Legal advice. We’ve all needed it at one point in our lives, and the complexity of the law often requires a professional to take the reigns.
The wonderful attorneys at Gillespie, Shields, Durrant & Goldfarb in Phoenix addressed some of the common questions they get asked for our readers in this new series of weekly articles.
Gillespie, Shields, Durrant & Goldfarb are proud sponsors of SmartFem
Mark Shields has been with Gillespie, Shields & Durrant since 1996, and practices in family law. He also has extensive experience in civil litigation, employment law, juvenile law, and insurance disputes.
Shields is also one of the top family law appellate lawyers in Arizona and has been successful in numerous high profile cases which helped shaped Arizona law.
When a couple decides to enter into a marriage the decision to draw up a prenuptial agreement is sometimes placed on the table.
Shields said a prenup is most common in cases of second marriages where one party is entering the marriage with an estate built up and wants to protect it and ensure it’s passed down to their children only.

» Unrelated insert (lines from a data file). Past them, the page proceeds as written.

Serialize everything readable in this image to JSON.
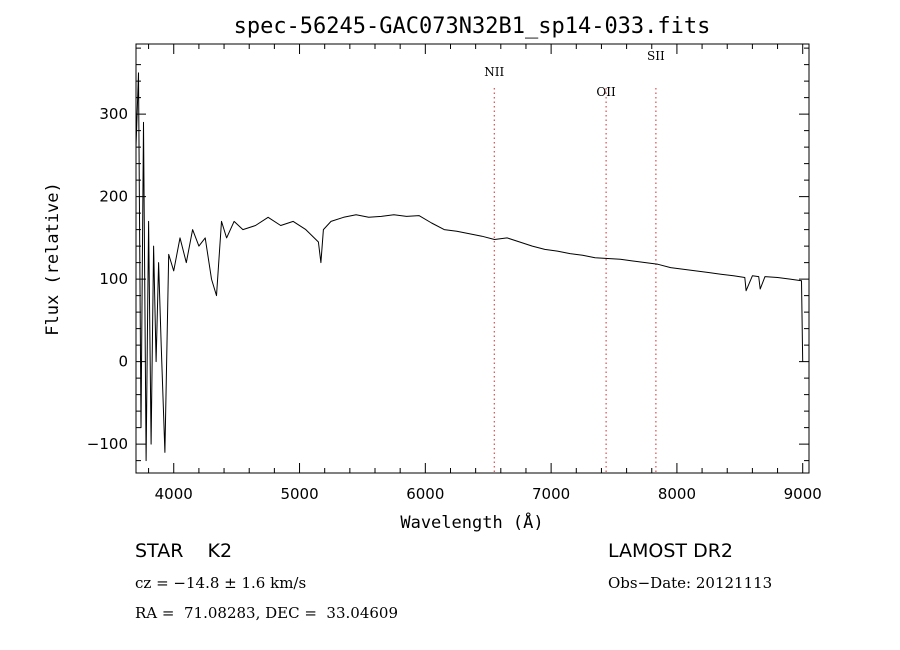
{
  "chart_data": {
    "type": "line",
    "title": "spec-56245-GAC073N32B1_sp14-033.fits",
    "xlabel": "Wavelength (Å)",
    "ylabel": "Flux (relative)",
    "xlim": [
      3700,
      9050
    ],
    "ylim": [
      -135,
      385
    ],
    "x_ticks": [
      4000,
      5000,
      6000,
      7000,
      8000,
      9000
    ],
    "y_ticks": [
      -100,
      0,
      100,
      200,
      300
    ],
    "x_tick_labels": [
      "4000",
      "5000",
      "6000",
      "7000",
      "8000",
      "9000"
    ],
    "y_tick_labels": [
      "−100",
      "0",
      "100",
      "200",
      "300"
    ],
    "grid": false,
    "series": [
      {
        "color": "#000000",
        "x": [
          3700,
          3720,
          3740,
          3760,
          3780,
          3800,
          3820,
          3840,
          3860,
          3880,
          3900,
          3930,
          3960,
          4000,
          4050,
          4100,
          4150,
          4200,
          4250,
          4300,
          4340,
          4380,
          4420,
          4480,
          4550,
          4650,
          4750,
          4850,
          4950,
          5050,
          5150,
          5170,
          5190,
          5250,
          5350,
          5450,
          5550,
          5650,
          5750,
          5850,
          5950,
          6050,
          6150,
          6250,
          6350,
          6450,
          6550,
          6650,
          6750,
          6850,
          6950,
          7050,
          7150,
          7250,
          7350,
          7450,
          7550,
          7650,
          7750,
          7850,
          7950,
          8050,
          8150,
          8250,
          8350,
          8450,
          8540,
          8550,
          8600,
          8650,
          8662,
          8700,
          8800,
          8900,
          8990,
          9000
        ],
        "y": [
          260,
          350,
          -80,
          290,
          -120,
          170,
          -100,
          140,
          0,
          120,
          20,
          -110,
          130,
          110,
          150,
          120,
          160,
          140,
          150,
          100,
          80,
          170,
          150,
          170,
          160,
          165,
          175,
          165,
          170,
          160,
          145,
          120,
          160,
          170,
          175,
          178,
          175,
          176,
          178,
          176,
          177,
          168,
          160,
          158,
          155,
          152,
          148,
          150,
          145,
          140,
          136,
          134,
          131,
          129,
          126,
          125,
          124,
          122,
          120,
          118,
          114,
          112,
          110,
          108,
          106,
          104,
          102,
          86,
          104,
          103,
          88,
          103,
          102,
          100,
          98,
          0
        ]
      }
    ],
    "lines": [
      {
        "label": "NII",
        "x": 6548
      },
      {
        "label": "OII",
        "x": 7437
      },
      {
        "label": "SII",
        "x": 7833
      }
    ]
  },
  "footer": {
    "object_type": "STAR    K2",
    "survey": "LAMOST DR2",
    "cz": "cz = −14.8 ± 1.6 km/s",
    "obs_date": "Obs−Date: 20121113",
    "coords": "RA =  71.08283, DEC =  33.04609"
  }
}
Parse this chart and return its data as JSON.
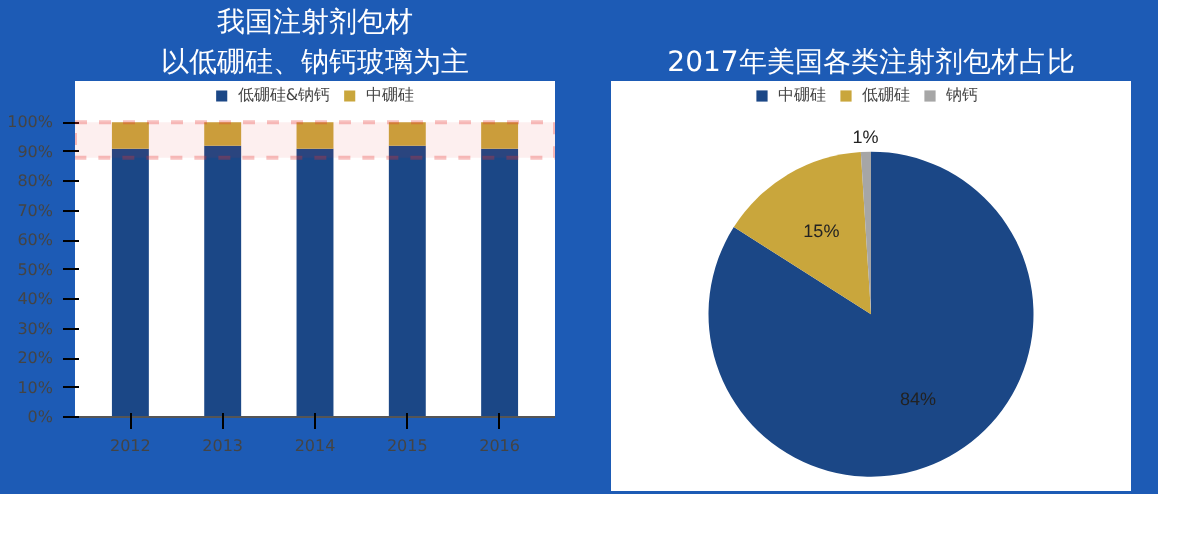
{
  "chart_data": [
    {
      "type": "bar",
      "title": "我国注射剂包材",
      "subtitle": "以低硼硅、钠钙玻璃为主",
      "stacked": true,
      "categories": [
        "2012",
        "2013",
        "2014",
        "2015",
        "2016"
      ],
      "series": [
        {
          "name": "低硼硅&钠钙",
          "color": "#1b4786",
          "values": [
            91,
            92,
            91,
            92,
            91
          ]
        },
        {
          "name": "中硼硅",
          "color": "#c9a63c",
          "values": [
            9,
            8,
            9,
            8,
            9
          ]
        }
      ],
      "ylim": [
        0,
        100
      ],
      "yticks": [
        {
          "value": 0,
          "label": "0%"
        },
        {
          "value": 10,
          "label": "10%"
        },
        {
          "value": 20,
          "label": "20%"
        },
        {
          "value": 30,
          "label": "30%"
        },
        {
          "value": 40,
          "label": "40%"
        },
        {
          "value": 50,
          "label": "50%"
        },
        {
          "value": 60,
          "label": "60%"
        },
        {
          "value": 70,
          "label": "70%"
        },
        {
          "value": 80,
          "label": "80%"
        },
        {
          "value": 90,
          "label": "90%"
        },
        {
          "value": 100,
          "label": "100%"
        }
      ],
      "bands": [
        {
          "axis": "y",
          "from": 88,
          "to": 100,
          "color": "#e8322d"
        }
      ],
      "legend": "top",
      "grid": false
    },
    {
      "type": "pie",
      "title": "2017年美国各类注射剂包材占比",
      "categories": [
        "中硼硅",
        "低硼硅",
        "钠钙"
      ],
      "values": [
        84,
        15,
        1
      ],
      "colors": [
        "#1b4786",
        "#c9a63c",
        "#a6a6a6"
      ],
      "value_labels": [
        "84%",
        "15%",
        "1%"
      ],
      "legend": "top"
    }
  ]
}
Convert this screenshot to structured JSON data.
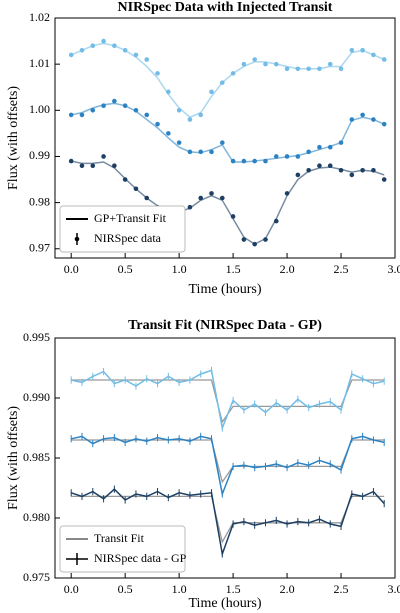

But in the age of start-ups and technology sometimes speaking to an attorney is advisable even when nothing has been acquired yet, but the potential to come into wealth is on the horizon.
“If you’re fortunate enough to realize you might need help from a lawyer before you get into a situation, that puts you way ahead of the curve.”
When it comes to family law emotions are high, and sometimes divorce rulings are appealed.
Shields explains the probability of a successful appeal in terms everyone understands, football.
Certain appeals, such as custody determinations, are difficult because the judge has wide discretion. As long as the ruling is within the goal post, the ruling is good. In some cases, like custody determinations, the goal post is wide and low.
“Just about anything the judge does would not be something the court of appeals will likely overturn,” Shields said.
However, in cases of a legal issue such as division of an asset, the goal posts begin to narrow, and a successful appeal is more likely.
One example of a likely appeal is if the judge didn’t set clear deadlines for when child support is due. A court of appeals can overturn a ruling in order to get more strict guidelines.
In many cases education is key, and judges appreciate attorneys like Shields who can provide extensive knowledge of the law in the courtroom.
“Judges want to do the right thing, they take their job very seriously,” Shields said.
Having a skilled attorney like Shields also helps lower the probability for the need to appeal a ruling.
“You have to know the law,” Shields said. “You’ve got to take advantage of the chance to advocate to draw the judge into that issue.”